The anchor that tumbled off your boat is dragging and snagging on the bottom. Guilt and anxiety have come aboard, pointing out the great dark hulks of shipwrecks below. They busy themselves drilling worry-holes in your hull and you are beginning to sink. Down in the hold, you can hear them chant an old lie as they work: “The bird with the broken pinion never soared as high again. . . .”

Allow me to present a case in opposition to these destructive and inaccurate accusers. It may be true that you’ve done or experienced things which would embarrass you if they became public knowledge. You may have committed a terrible and tragic sin that was never traced back to you. You may have a criminal record or a moral charge or a domestic conflict that, to this moment, is private information.

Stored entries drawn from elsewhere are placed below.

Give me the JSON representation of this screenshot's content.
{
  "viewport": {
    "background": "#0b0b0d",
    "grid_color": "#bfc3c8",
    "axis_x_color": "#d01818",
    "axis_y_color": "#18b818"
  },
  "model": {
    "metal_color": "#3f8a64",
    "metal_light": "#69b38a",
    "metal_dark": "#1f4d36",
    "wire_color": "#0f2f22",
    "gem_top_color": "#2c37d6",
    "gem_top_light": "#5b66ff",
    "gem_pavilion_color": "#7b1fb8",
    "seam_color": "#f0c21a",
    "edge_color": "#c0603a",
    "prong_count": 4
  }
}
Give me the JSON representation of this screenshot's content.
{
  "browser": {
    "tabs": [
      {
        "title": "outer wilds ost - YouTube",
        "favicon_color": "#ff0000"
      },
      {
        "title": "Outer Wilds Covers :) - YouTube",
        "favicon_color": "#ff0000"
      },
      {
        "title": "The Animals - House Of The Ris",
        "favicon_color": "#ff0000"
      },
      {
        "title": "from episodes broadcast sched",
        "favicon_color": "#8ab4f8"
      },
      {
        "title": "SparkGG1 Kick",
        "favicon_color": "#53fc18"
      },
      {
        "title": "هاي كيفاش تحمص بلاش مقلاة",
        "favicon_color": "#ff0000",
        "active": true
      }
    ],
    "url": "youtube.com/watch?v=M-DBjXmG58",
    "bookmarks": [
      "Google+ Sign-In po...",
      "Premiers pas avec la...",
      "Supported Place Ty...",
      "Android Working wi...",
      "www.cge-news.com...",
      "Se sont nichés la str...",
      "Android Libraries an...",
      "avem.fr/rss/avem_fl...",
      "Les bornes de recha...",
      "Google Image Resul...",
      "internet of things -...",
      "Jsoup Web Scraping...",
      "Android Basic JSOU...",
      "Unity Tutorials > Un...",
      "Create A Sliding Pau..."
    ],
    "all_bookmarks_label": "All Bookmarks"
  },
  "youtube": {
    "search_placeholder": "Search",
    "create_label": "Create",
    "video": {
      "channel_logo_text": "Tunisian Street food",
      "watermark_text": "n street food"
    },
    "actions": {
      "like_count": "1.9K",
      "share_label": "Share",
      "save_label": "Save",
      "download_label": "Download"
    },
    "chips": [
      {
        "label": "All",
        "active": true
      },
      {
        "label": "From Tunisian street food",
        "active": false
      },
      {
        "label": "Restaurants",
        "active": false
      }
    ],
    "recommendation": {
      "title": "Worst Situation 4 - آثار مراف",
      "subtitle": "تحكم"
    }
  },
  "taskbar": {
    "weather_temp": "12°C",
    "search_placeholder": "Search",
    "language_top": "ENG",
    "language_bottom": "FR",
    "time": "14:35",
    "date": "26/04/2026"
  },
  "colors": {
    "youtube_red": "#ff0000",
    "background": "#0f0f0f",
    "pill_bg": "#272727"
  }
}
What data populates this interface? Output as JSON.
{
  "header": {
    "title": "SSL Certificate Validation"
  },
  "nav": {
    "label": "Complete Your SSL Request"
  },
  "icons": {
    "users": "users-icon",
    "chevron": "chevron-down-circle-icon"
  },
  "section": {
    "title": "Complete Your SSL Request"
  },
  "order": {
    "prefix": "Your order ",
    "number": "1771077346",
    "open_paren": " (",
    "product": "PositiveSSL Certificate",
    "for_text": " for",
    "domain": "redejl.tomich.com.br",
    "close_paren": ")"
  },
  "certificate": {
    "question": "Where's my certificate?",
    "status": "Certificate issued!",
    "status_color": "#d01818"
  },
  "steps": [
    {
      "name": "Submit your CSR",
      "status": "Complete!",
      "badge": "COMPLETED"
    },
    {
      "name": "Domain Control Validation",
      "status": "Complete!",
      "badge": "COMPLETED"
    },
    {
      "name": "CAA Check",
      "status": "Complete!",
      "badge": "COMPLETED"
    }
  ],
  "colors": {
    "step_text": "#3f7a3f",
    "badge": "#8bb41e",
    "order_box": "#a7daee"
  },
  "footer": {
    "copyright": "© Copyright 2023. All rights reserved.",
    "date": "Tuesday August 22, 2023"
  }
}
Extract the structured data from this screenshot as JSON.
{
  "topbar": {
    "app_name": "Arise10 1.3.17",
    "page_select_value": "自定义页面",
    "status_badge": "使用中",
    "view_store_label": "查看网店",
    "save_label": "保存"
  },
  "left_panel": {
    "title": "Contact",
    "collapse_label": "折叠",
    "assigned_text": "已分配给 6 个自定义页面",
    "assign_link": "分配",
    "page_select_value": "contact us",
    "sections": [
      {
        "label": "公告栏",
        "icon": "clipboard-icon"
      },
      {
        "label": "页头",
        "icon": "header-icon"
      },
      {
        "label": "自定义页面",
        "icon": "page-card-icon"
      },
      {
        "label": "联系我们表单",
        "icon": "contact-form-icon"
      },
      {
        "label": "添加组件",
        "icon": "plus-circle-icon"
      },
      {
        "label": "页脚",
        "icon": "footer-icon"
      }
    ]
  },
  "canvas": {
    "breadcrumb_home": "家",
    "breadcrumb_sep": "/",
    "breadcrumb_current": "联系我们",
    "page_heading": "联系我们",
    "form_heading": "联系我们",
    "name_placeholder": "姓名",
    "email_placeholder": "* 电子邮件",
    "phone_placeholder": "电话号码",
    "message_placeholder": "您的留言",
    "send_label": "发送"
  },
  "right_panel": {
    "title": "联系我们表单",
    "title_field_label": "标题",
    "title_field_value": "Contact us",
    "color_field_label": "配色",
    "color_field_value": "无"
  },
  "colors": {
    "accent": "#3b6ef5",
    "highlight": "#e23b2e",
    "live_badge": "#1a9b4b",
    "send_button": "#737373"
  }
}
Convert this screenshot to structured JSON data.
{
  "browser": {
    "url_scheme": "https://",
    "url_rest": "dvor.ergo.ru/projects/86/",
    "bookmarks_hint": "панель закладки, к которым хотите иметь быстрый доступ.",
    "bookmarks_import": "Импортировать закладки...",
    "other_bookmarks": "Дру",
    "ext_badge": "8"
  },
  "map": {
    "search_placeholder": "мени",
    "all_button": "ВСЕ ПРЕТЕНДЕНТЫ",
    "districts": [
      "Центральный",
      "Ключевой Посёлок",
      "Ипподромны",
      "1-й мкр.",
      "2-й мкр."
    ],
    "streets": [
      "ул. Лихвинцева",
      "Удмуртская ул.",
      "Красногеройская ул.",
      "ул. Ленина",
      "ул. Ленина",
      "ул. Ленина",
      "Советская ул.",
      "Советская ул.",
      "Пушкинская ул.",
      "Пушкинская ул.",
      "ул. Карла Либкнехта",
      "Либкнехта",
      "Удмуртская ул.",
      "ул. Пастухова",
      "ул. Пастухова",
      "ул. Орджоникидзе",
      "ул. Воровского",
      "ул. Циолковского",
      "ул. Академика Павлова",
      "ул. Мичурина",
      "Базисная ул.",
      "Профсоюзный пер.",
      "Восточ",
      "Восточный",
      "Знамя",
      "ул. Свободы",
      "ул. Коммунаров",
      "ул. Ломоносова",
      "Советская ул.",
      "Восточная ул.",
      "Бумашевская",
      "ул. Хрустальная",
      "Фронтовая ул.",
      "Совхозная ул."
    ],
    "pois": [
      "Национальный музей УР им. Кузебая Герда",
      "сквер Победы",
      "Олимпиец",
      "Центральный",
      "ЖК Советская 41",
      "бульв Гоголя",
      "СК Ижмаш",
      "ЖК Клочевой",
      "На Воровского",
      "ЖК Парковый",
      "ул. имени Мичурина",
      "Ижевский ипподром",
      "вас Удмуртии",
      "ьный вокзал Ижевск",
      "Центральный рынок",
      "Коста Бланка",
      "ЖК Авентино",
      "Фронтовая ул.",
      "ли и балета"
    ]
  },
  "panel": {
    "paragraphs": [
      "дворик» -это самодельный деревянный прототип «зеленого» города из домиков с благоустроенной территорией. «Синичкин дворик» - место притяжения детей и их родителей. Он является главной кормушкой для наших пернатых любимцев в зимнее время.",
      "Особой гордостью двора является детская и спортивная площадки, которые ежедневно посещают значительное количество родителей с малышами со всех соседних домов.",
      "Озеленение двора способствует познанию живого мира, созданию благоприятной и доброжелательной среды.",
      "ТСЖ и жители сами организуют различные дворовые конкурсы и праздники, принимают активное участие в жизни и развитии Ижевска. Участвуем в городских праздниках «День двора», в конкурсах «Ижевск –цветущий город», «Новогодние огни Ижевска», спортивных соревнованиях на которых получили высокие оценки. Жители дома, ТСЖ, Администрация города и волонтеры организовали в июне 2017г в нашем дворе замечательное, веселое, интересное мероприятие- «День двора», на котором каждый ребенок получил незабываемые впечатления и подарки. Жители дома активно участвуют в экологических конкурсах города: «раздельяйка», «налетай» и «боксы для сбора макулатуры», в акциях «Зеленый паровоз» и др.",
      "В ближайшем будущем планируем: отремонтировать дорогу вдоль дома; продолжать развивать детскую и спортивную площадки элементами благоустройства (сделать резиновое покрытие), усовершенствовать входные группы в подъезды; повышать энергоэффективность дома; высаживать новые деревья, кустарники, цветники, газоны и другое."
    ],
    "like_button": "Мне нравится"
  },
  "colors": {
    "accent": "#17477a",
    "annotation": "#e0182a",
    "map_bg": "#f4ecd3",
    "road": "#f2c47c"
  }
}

You may wrestle with a past that has been fractured and wounded by a mental or emotional breakdown. Futile attempts at suicide may add to the previous scar tissue and increase your fear of being labeled “sick” or “nervous.” It is possible that you live with memories, covered now by the sands of time, of an illicit relationship or a financial failure or a terrible habit or a divorce or a scandalous involvement. You feel that any one of these things might mar or cripple your reputation if the dirty details ever spilled on the table of gluttonous gossipers.